RealScout isn’t turning any of those into filters yet, but the company is working on “negative tags” that are highly local in nature. RealScout subscribers can add a filter that’ll let clients pinpoint listings that are a comfortable distance from airport flight paths, for example.

“Our team has studied the flight patterns of airports nearby, and we have created these irregular polygons to deprioritize properties that are under a flight pattern,” Flachner said.

RealScout is also developing the negative tags “near active landfill” and “earthquake fault zone.” Others it could potentially add in the future might include proximity to freeway exits and oil refineries, Flachner said.

The logical endpoint of the trajectory that real estate search seems to be traveling along is an experience that lets consumers perform one-of-a-kind queries — searches that no one else has or may ever conduct.

RealScout has considered taking a step in that direction by offering its subscribers the ability to request customized search options. Should an agent ask for a search filter, like proximity to Home Depot,  it would be fairly easy to build into the agent’s search platform, Flachner said.

Just last week, URBAN4M debuted data sets that could allow listing sites to highlight listings based on their location’s safety, school quality, demographic composition, and proximity to businesses and public transit.

Few individual buyers would shun tools that make it easy to weed out homes that don’t seem to be good fits.

But a future where every buyer is presented at the outset of their search with the option to dismiss properties in areas with lackluster schools and elevated crime rates might aggravate the social and economic divides between communities and undermine the spirit of fair housing laws.
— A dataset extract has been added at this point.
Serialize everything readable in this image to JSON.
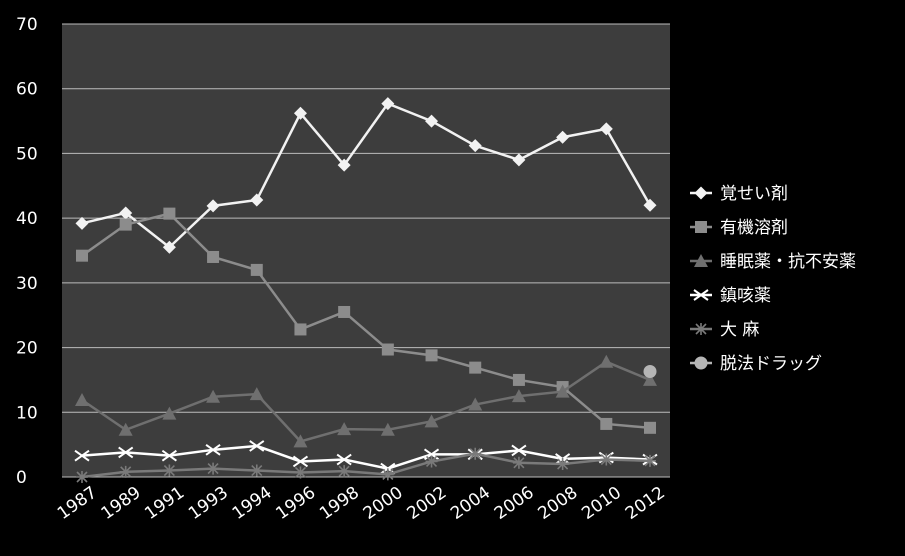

Editor’s note: The story has also been updated to correct that RealScout is not working on adding search filters that help buyers avoid properties in locations with high crime, sex offenders and former drug labs.

This story has been updated to note that RealScout highlights listings that meet a user’s filter settings in dark blue. Listings that don’t mesh as well with a person’s search preferences appear in lighter shades of blue.